On November 20, 1991 headlines around the world screamed "Croatian Militias Slit Throats of 41 Children". Reuters news agency reported: The children, between 5 and 7 years old, reportedly were found with their throats cut in the cellar of the kindergarten in Borovo Naselje after Croatian forces abandoned it during the weekend". The children were, according to the report, all Serbs.

This story demonstrates mythology in the making. It was carried on every electronic network and in newspapers throughout the world without any form of confirmation. That the village in question had been under siege for months, that all children had been evacuated months before, and that obviously no kindergarten classes had been held anywhere in the war zone for some time did not seem to catch the attention of a single editor. The following day some papers ran the Reuters retraction in small print after the twenty-two year Serbian photographer, Goran Mikic, admitted that he had fabricated the story. In Belgrade, the press never printed the retraction and in fact later cited the non-incident in its news coverage as a part of its propaganda campaign against Croatia.

Propaganda is defined as information and opinions, especially prejudiced ones, spread to influence people in favor of or against some doctrine or idea. Myth is defined as an old traditional story or legend. Mythology represents a body of myths. Over the past seventy years a great deal of propaganda has become mythology with a life of its own, growing and changing with each retelling. Myths were not only resurrected and embellished by propagandists, but by well-intended journalists and others attempting to understand and to justify the Serbian wars of aggression. Regardless of the motivation of those who repeat the myths, the result is always the same. Another generation is introduced to the mythology created to keep the Croatian nation in bondage.

Some myths are new, others are very old. The myth of the forty-one children reported on one day and retracted the next will no doubt find its way into some history book, somewhere, as fact.

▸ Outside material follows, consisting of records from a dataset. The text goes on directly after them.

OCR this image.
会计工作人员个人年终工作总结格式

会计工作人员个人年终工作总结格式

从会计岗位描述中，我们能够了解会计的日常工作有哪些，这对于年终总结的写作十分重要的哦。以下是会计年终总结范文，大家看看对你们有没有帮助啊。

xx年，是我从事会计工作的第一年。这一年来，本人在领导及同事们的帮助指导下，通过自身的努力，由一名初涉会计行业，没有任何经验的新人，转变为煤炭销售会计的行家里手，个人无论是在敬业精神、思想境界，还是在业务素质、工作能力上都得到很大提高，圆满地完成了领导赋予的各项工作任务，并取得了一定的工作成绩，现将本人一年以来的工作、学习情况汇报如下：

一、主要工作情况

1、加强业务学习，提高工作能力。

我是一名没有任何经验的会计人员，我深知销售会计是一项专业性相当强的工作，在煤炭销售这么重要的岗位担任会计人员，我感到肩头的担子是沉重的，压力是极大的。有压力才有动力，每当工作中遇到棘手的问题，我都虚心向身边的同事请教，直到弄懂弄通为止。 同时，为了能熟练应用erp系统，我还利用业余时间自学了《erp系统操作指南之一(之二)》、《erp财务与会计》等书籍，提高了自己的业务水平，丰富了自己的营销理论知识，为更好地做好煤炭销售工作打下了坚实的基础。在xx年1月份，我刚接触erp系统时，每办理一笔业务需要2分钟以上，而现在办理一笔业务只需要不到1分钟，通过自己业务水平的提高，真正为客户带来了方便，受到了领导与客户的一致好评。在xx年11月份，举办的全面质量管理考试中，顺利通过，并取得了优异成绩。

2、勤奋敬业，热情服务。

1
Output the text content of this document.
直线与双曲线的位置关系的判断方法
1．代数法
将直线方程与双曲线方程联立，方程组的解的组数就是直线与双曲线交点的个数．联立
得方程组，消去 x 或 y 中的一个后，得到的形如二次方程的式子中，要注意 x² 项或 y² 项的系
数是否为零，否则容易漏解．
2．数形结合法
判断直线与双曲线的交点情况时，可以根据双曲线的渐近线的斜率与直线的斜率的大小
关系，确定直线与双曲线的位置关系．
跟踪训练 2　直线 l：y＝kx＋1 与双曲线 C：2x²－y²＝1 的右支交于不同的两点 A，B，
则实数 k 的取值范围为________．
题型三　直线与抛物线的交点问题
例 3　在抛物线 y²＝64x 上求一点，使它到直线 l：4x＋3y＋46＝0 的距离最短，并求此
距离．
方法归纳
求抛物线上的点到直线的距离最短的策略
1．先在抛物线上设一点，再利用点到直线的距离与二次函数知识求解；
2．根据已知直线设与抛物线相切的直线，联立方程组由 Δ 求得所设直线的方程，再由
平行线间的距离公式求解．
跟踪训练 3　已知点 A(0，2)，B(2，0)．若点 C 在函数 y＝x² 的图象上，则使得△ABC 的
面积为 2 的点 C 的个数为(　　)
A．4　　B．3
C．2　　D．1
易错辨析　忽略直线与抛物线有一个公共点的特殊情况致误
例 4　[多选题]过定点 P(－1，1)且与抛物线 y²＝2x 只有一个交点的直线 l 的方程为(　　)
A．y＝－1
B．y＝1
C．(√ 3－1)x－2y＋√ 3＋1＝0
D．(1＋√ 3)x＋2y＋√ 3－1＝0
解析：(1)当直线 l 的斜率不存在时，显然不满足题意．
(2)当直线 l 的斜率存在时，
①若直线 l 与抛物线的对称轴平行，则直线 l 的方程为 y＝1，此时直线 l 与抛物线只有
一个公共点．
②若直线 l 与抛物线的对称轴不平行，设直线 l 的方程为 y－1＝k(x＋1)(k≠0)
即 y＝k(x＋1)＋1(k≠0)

It will become a part of the negative mythology or "black legend" that casts its shadow on the Croatian nation.

On the following pages both the established myths and merging myths will be explored and exposed to reality. Some have simple explanations, others are more complex. Some are gruesome, and distasteful. This monograph is intended to shed light, not heat and to bring the myths from the shadows into the realm of reality.